Spirited participants make up for low turnout at second LGBT parade
Just like the first lesbian, gay, bisexual and transgender (LGBT) pride parade that was held in the city last December, this year’s event too lacked the dash of glamour.
Besides, there were no celebrities or prominent personalities to boost the morale of one of the most isolated sections of society.
Around 150 people participated in the parade, out of which some 20 people had come from Mumbai to ensure the event was a success.
Nakshtra Bagawe of Gay Bombay said, “We have come here to boost the morale of people belonging to our community. But unlike Mumbai, things are quite different here. There’s no glamour, which is an intrinsic part of LGBT pride parades held in our city.”
Bagawe added that the timing too is important when it comes to organising such events. “Visibility is quite low in early mornings, as compared to that one gets during the later part of the day,” he added.

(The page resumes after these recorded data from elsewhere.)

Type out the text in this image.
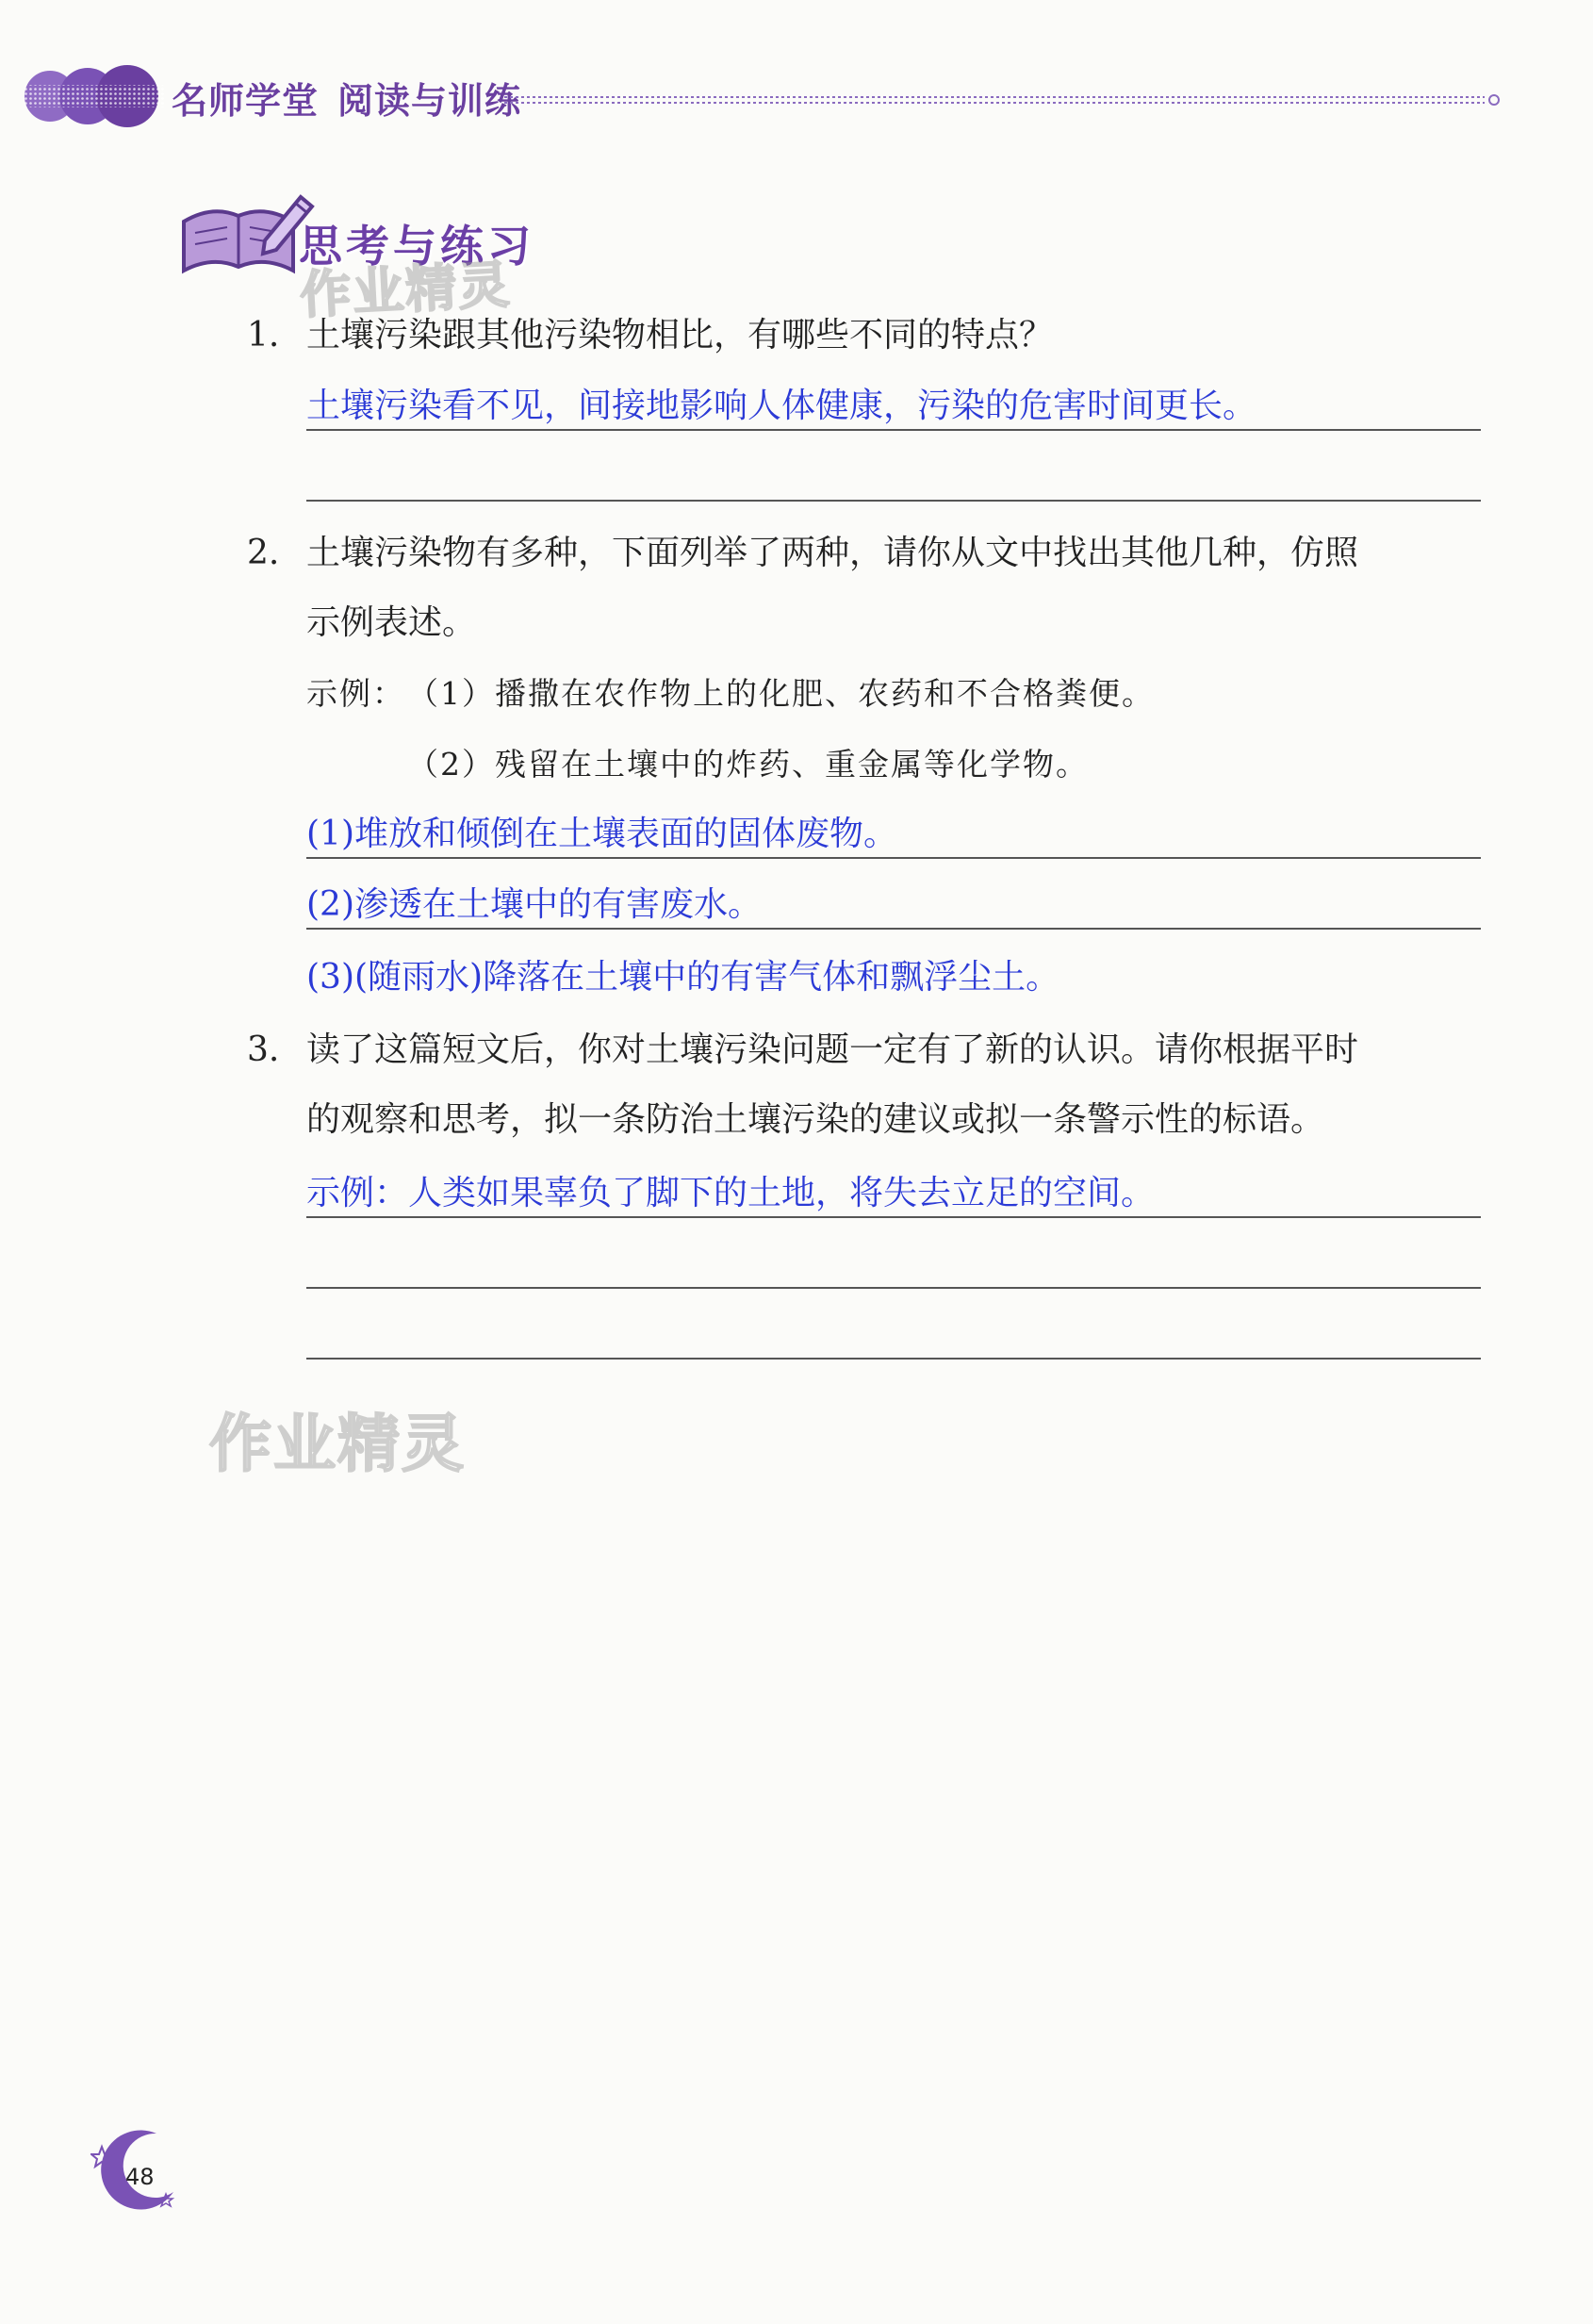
名师学堂 阅读与训练
思考与练习
作业精灵
作业精灵
1. 土壤污染跟其他污染物相比，有哪些不同的特点？
土壤污染看不见，间接地影响人体健康，污染的危害时间更长。
2. 土壤污染物有多种，下面列举了两种，请你从文中找出其他几种，仿照
示例表述。
示例： （1）播撒在农作物上的化肥、农药和不合格粪便。
（2）残留在土壤中的炸药、重金属等化学物。
(1)堆放和倾倒在土壤表面的固体废物。
(2)渗透在土壤中的有害废水。
(3)(随雨水)降落在土壤中的有害气体和飘浮尘土。
3. 读了这篇短文后，你对土壤污染问题一定有了新的认识。请你根据平时
的观察和思考，拟一条防治土壤污染的建议或拟一条警示性的标语。
示例：人类如果辜负了脚下的土地，将失去立足的空间。
48
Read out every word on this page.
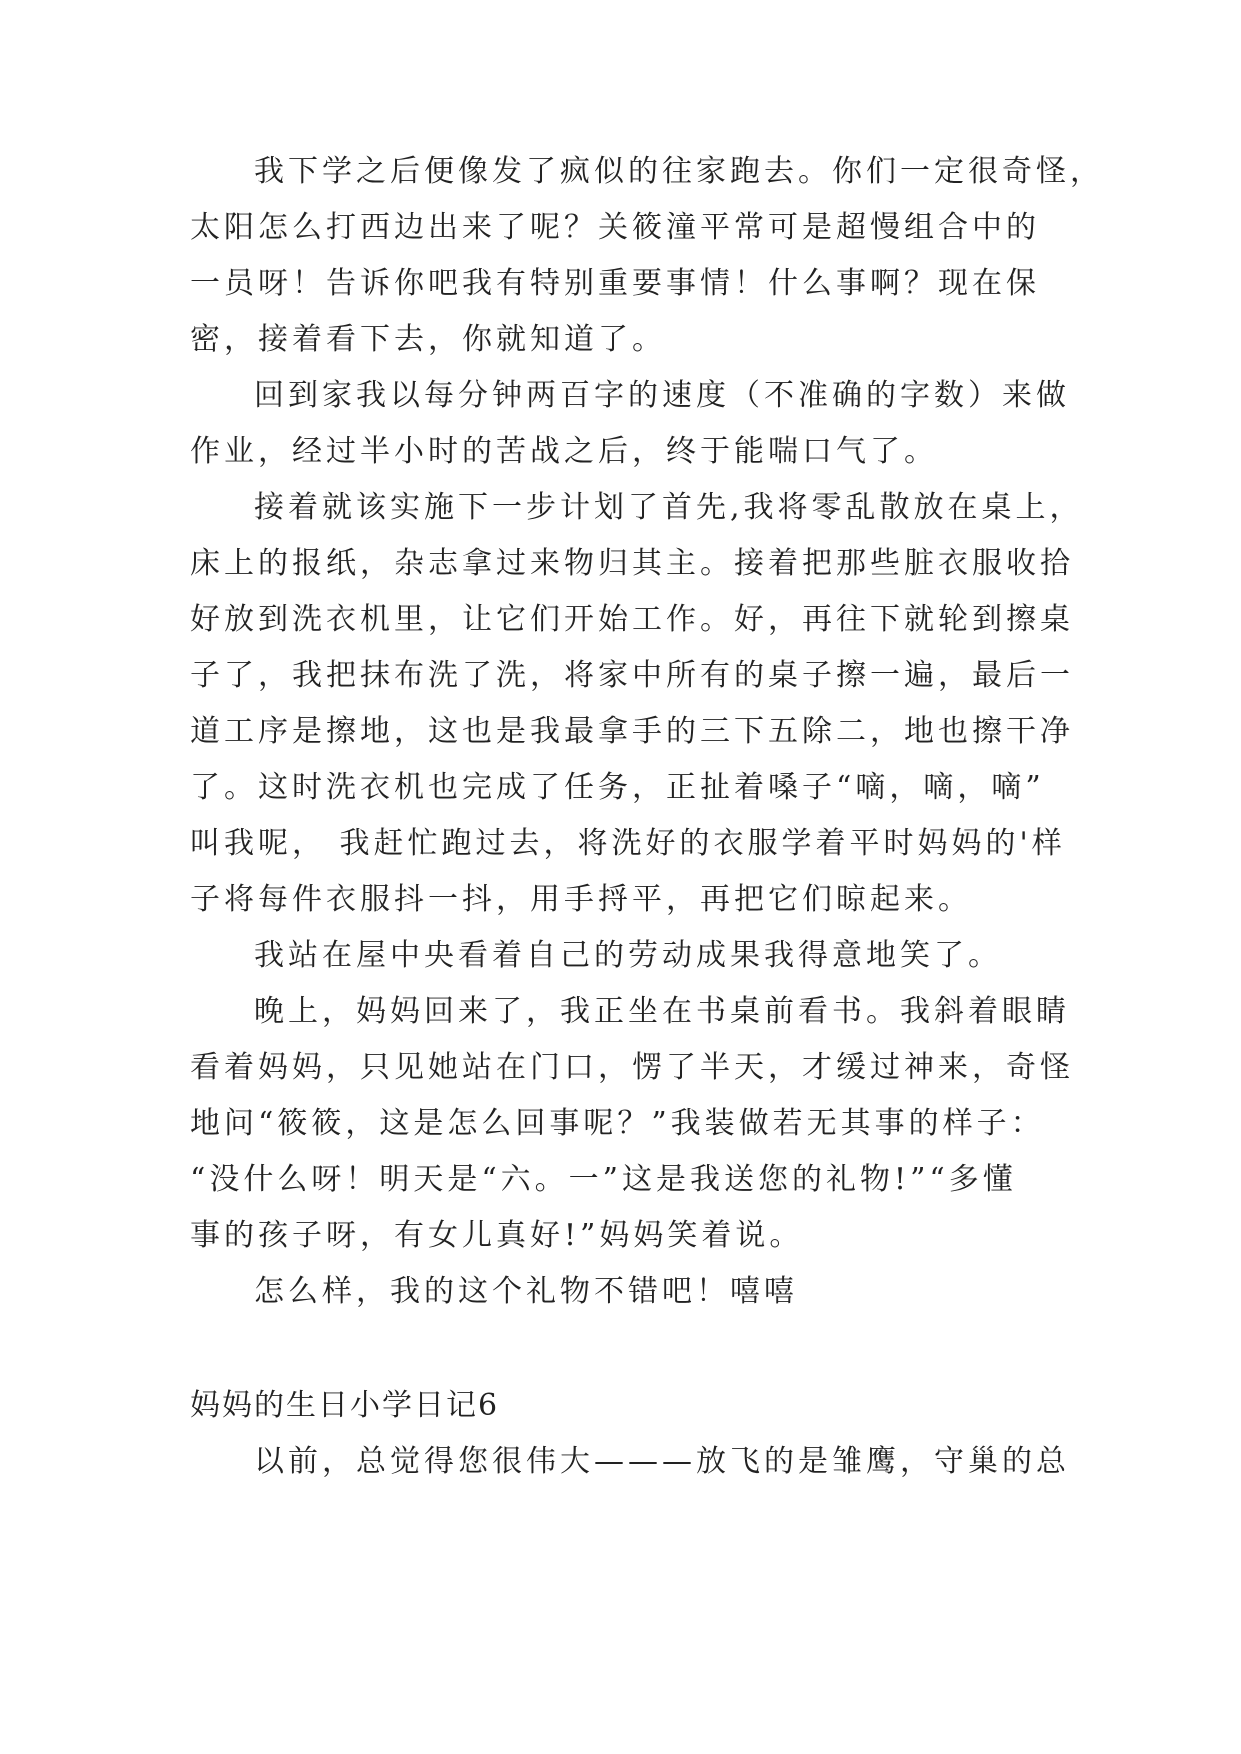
我下学之后便像发了疯似的往家跑去。你们一定很奇怪，
太阳怎么打西边出来了呢？关筱潼平常可是超慢组合中的
一员呀！告诉你吧我有特别重要事情！什么事啊？现在保
密，接着看下去，你就知道了。
回到家我以每分钟两百字的速度（不准确的字数）来做
作业，经过半小时的苦战之后，终于能喘口气了。
接着就该实施下一步计划了首先,我将零乱散放在桌上，
床上的报纸，杂志拿过来物归其主。接着把那些脏衣服收拾
好放到洗衣机里，让它们开始工作。好，再往下就轮到擦桌
子了，我把抹布洗了洗，将家中所有的桌子擦一遍，最后一
道工序是擦地，这也是我最拿手的三下五除二，地也擦干净
了。这时洗衣机也完成了任务，正扯着嗓子“嘀，嘀，嘀”
叫我呢， 我赶忙跑过去，将洗好的衣服学着平时妈妈的'样
子将每件衣服抖一抖，用手捋平，再把它们晾起来。
我站在屋中央看着自己的劳动成果我得意地笑了。
晚上，妈妈回来了，我正坐在书桌前看书。我斜着眼睛
看着妈妈，只见她站在门口，愣了半天，才缓过神来，奇怪
地问“筱筱，这是怎么回事呢？”我装做若无其事的样子：
“没什么呀！明天是“六。一”这是我送您的礼物!”“多懂
事的孩子呀，有女儿真好!”妈妈笑着说。
怎么样，我的这个礼物不错吧！嘻嘻
妈妈的生日小学日记6
以前，总觉得您很伟大———放飞的是雏鹰，守巢的总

Likewise, Inder Vhatwar, who had also come from Mumbai along with his friends, felt that the lack of glamour was the reason there was little buzz about the event. “Mumbai is bold, and so is Bangalore. The conservative nature of the people is the reason why the parade was not as successful as it should have been. I think people living here should come out of their closet,” he said.
Seconding Vhatwar’s views, Savita Kumbhar, a lesbian, said, “This is the first time I have attended such a parade. Initially, I was scared to take part in th march but I feel good now. Just like me, several of my friends too wanted to attend, but they are anxious to come out in the open.”
However, Vivek Anand, CEO of Hamsafar Trust, who was present as chief guest, said, “The pride march held in Mumbai six years ago was similar to the one held in Pune today. It takes time for the city to know and adopt such events. I’m sure that a few years down the line, even Pune’s pride marches will see more people; there will be more glamour and the celebs too will make their presence felt.”
Bindumadhav Khire of Samapathik Trust said, “There is a need to create more awareness, and such pride marches are serving the purpose. Considering it as the initial phase, we saw a good response. We have improved since last year. This year we allowed people to wear masks so that the ones who haven’t come out in the open about their sexuality can still participate in the march.”
Khire added that they are planning to change the route and the agenda in the coming years.